Regarding hepatitis C, you report you have "had the appropriate boosters and injections against hepatitis C . . . ." You may well have been vaccinated against hepatitis A and hepatitis B, but unfortunately there is no currently available vaccination against hepatitis C. Consequently, you are still vulnerable to contracting hepatitis C. It's also worth noting that there is an increasing pandemic of hepatitis C in men who have sex with men, suggesting that sexual transmission of the virus is increasing in this population. (See below.)
The second reason not to bareback (have unprotected sex) with your partner is the possibility of acquiring a different strain of HIV-1. (There are many different types of HIV-1.) You can read much more about HIV superinfection or dual infection in the archives of this forum. The bottom line for now is that latex condoms are definitely warranted for all penetrative sexual activity between you and your partner.
Hepatitis C Virus Infections Among HIV-Infected Men Who Have Sex With Men: An Expanding Epidemic August 23, 2010
Since 2000, outbreaks of sexually transmitted hepatitis C virus have been reported among HIV-positive men who have sex with men (MSM). In the current study, the authors conclude that the prevalence of HCV in this population is "high and increasing."
The setting for the research was a large STD clinic in Amsterdam, where the authors studied the prevalence and determinants of HCV among MSM.

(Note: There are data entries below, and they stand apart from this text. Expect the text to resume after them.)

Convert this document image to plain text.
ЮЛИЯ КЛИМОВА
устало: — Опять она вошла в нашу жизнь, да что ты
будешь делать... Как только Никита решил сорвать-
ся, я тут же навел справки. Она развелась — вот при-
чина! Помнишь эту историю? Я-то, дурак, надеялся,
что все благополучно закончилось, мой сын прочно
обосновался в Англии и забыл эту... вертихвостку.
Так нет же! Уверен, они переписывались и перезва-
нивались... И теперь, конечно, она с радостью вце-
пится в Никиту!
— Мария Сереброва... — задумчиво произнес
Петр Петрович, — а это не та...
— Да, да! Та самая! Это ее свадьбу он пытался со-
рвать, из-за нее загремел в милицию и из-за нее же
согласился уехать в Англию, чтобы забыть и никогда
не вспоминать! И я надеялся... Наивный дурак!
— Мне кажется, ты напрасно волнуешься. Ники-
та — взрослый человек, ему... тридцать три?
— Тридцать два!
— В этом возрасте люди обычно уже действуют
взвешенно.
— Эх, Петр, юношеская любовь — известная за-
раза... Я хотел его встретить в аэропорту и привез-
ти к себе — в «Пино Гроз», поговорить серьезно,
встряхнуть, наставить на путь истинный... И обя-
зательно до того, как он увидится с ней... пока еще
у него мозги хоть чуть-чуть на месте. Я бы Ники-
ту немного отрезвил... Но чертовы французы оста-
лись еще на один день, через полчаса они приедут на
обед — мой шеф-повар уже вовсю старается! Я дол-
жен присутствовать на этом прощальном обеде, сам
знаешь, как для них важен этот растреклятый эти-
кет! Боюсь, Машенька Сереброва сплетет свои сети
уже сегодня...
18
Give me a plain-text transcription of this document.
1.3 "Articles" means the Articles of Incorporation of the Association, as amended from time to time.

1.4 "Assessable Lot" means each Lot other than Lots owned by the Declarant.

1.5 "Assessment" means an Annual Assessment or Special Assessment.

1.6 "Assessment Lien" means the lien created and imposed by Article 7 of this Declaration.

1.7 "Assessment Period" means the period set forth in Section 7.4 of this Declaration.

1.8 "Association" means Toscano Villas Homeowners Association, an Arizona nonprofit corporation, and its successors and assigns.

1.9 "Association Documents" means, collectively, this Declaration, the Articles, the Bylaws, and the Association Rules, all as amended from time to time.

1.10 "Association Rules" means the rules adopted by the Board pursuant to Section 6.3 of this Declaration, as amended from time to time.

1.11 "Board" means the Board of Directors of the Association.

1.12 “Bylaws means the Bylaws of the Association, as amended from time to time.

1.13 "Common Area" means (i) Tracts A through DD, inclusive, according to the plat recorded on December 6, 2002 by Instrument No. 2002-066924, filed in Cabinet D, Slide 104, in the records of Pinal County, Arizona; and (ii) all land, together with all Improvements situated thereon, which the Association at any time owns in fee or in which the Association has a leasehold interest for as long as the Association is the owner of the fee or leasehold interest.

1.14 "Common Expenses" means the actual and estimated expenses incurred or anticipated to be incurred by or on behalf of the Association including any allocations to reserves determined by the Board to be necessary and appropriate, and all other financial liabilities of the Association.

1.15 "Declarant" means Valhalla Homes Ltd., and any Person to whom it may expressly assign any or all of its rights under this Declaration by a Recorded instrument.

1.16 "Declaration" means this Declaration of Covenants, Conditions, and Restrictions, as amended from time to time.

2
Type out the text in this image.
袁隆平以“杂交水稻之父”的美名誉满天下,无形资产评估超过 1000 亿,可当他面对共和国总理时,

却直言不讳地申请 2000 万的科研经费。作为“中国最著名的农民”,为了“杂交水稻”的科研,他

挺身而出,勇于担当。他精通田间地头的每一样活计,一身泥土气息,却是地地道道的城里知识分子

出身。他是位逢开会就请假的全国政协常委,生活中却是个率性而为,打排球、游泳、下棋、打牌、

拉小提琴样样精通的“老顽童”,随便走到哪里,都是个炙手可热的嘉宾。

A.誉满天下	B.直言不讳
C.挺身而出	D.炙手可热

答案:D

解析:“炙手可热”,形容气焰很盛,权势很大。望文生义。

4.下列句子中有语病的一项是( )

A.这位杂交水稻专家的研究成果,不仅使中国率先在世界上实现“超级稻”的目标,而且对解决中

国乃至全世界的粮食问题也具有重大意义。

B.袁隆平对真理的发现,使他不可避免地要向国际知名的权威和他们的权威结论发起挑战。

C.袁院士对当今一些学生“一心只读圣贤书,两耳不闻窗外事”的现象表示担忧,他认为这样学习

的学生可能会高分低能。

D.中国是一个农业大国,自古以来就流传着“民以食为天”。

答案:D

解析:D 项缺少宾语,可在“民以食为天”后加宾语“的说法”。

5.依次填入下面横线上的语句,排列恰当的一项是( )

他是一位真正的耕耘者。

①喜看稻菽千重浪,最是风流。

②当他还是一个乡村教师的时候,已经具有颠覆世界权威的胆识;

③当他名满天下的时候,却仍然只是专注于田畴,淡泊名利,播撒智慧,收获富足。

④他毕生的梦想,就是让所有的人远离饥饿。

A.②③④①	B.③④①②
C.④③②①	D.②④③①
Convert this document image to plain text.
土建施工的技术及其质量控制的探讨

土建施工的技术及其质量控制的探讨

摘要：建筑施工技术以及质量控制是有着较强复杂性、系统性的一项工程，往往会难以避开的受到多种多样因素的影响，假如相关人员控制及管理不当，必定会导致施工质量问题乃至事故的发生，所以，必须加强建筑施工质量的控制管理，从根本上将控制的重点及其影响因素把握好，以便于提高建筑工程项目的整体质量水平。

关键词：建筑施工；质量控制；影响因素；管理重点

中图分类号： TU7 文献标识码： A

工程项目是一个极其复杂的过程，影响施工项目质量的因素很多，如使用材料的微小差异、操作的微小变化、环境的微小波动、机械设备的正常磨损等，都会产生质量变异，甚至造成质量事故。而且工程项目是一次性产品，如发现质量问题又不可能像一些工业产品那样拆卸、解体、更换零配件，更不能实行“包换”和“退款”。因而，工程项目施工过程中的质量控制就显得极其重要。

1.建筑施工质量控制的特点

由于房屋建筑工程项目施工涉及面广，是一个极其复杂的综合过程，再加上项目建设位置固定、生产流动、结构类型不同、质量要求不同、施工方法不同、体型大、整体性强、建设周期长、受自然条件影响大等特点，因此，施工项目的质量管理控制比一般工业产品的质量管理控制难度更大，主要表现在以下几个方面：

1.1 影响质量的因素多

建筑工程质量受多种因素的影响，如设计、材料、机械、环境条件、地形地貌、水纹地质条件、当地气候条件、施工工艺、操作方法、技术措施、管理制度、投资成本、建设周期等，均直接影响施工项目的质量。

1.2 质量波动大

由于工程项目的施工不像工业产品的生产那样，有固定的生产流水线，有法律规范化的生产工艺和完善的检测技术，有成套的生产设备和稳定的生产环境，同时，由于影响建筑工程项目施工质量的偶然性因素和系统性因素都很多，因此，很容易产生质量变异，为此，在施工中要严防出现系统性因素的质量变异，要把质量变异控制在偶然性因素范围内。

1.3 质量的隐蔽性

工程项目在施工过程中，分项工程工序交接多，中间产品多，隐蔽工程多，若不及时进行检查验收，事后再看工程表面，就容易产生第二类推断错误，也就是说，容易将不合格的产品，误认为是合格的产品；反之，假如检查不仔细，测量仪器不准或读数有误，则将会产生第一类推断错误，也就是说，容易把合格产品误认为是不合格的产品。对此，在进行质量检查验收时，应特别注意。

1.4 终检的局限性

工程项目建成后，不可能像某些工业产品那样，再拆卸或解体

In 2007 and 2008, an anonymous, bi-annual cross-sectional survey was administered to 3,125 patients, of whom 689 were MSM. Participants were interviewed and screened for HIV and HCV antibodies, and all anti-HCV-positive and HIV-positive persons were tested for HCV RNA. Phylogenetic analysis was used to compare HCV strains of the STD clinic patients with those isolated from MSM with acute HCV in 2000-2007. Logistic regression was used to analyze determinants of HCV infection.
HCV infection was diagnosed in two of 532 HIV-negative MSM (0.4 percent) and 28 of 157 HIV-positive MSM (17.8 percent). Among HIV-positive MSM, HCV prevalence increased from 14.6 percent to 20.9 percent during the study period. Acute HCV infection was noted among seven of 28 co-infected MSM (25 percent). Of the 28 co-infected men, only five reported any history of injection drug use (IDU).
HIV infection, IDU, fisting, and use of gamma hydroxyl butyrate (GHB) were found to be significantly associated with HCV infection. A high degree of MSM-specific clustering was found through phylogenetic testing.
"Though not statistically significant, this trend, and the relatively large population of acute infections suggest ongoing transmission of HCV in HIV-positive MSM," the authors concluded. "Regardless of IDU, rough sexual techniques and use of recreational drugs were associated with HCV infection; phylogenetic analysis supported sexual transmission. Targeted prevention, like raising awareness and routine testing, is needed to stop the further spread among HIV-infected MSM, and to prevent possible spillover to HIV-negative MSM."